Ganjar: Track Record Lembaga Survei Harus Dibuka ke Publik

- detikNews
Kamis, 10 Jul 2014 05:16 WIB
Ganjar: Track Record Lembaga Survei Harus Dibuka ke Publik
Jakarta - Capres nomor urut 1 Prabowo Subianto menyindir adanya lembaga survei bayaran yang dapat dipesan untuk merilis hasil hitung cepat. Ketua Tim Relawan Jokowi-JK Jawa Tengah, Ganjar Pranowo menyarankan agar rekam jejak lembaga survei yang merilis hitung cepat untuk dibuka.

"Kalau Detikcom bisa membongkar, kan bisa saja membuka track record lembaga survei itu ke publik. Sehingga masyarakat tahu mana lembaga survei yang kredibel dan yang tidak. Track record lembaga survei harus diketahui publik," ujar Ganjar saat berbincang dengan detikcom, Kamis (10/7/2014).

Sebenarnya proses hitung cepat oleh lembaga survei sudah menjadi hal yang biasa dalam setiap pelaksanaan Pilpres. Hitung cepat atau quick count tersebut digunakan untuk memprediksi hasil penghitungan resmi oleh KPU.

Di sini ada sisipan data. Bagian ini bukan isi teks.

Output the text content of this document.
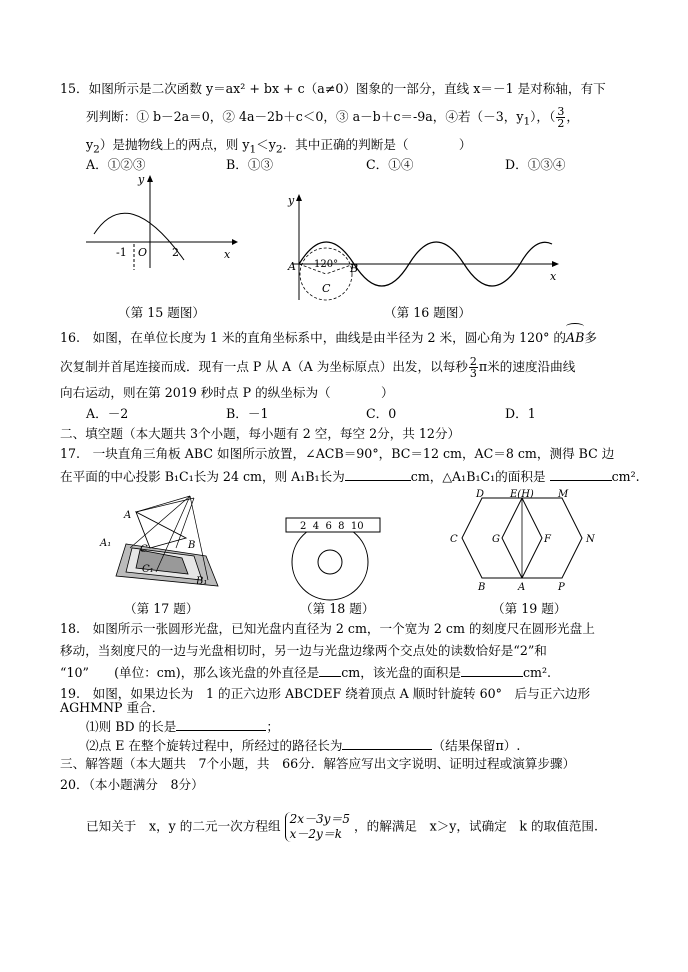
15．如图所示是二次函数 y＝ax² + bx + c（a≠0）图象的一部分，直线 x＝－1 是对称轴，有下
列判断：① b－2a＝0，② 4a－2b＋c＜0，③ a－b＋c＝-9a，④若（－3，$y_1$），（ $\frac{3}{2}$ ，
$y_2$）是抛物线上的两点，则 $y_1<y_2$．其中正确的判断是（　　　　）
A．①②③	B．①③	C．①④	D．①③④
y
x
O
-1	2
（第 15 题图）
y
x
A	B
C
120°
（第 16 题图）
16.　如图，在单位长度为 1 米的直角坐标系中，曲线是由半径为 2 米，圆心角为 120° 的
AB多
次复制并首尾连接而成．现有一点 P 从 A（A 为坐标原点）出发，以每秒 $\frac{2}{3}$ π米的速度沿曲线
向右运动，则在第 2019 秒时点 P 的纵坐标为（　　　　）
A．－2	B．－1	C．0	D．1
二、填空题（本大题共 3个小题，每小题有 2 空，每空 2分，共 12分）
17.　一块直角三角板 ABC 如图所示放置，∠ACB＝90°，BC＝12 cm，AC＝8 cm，测得 BC 边
在平面的中心投影 B₁C₁长为 24 cm，则 A₁B₁长为	cm，△A₁B₁C₁的面积是	cm².
A
A₁	B
B₁
C
C₁
（第 17 题）
2  4  6  8  10
（第 18 题）
D	E(H) M
C	G	F	N
B	A	P
（第 19 题）
18.　如图所示一张圆形光盘，已知光盘内直径为 2 cm，一个宽为 2 cm 的刻度尺在圆形光盘上
移动，当刻度尺的一边与光盘相切时，另一边与光盘边缘两个交点处的读数恰好是“2”和
“10”　　(单位：cm)，那么该光盘的外直径是 cm，该光盘的面积是	cm².
19.　如图，如果边长为　1 的正六边形 ABCDEF 绕着顶点 A 顺时针旋转 60°　后与正六边形
AGHMNP 重合．
⑴则 BD 的长是	；
⑵点 E 在整个旋转过程中，所经过的路径长为	（结果保留π）.
三、解答题（本大题共　7个小题，共　66分．解答应写出文字说明、证明过程或演算步骤）
20．（本小题满分　8分）
已知关于　x，y 的二元一次方程组 2x－3y＝5
x－2y＝k
，的解满足　x＞y，试确定　k 的取值范围.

SCROLL TO CONTINUE WITH CONTENT

"Karena hasilnya biasanya tidak jauh beda antara quick count dengan real count. Kita mesti siap menang dan siap kalah. Tapi lembaga survei itu kan juga ada yang sudah terdaftar di KPU, jadi masyarakat juga harus bisa memilih mana yang benar-benar survei yang benar," imbuh Gubernur Jawa Tengah ini.

Ganjar juga menyoroti adanya lembaga survei yang memiliki masalah di masa lalu. Oleh karena itu dia meminta masyarakat untuk tidak terlalu meluapkan euforia berlebihan karena hasil quick count.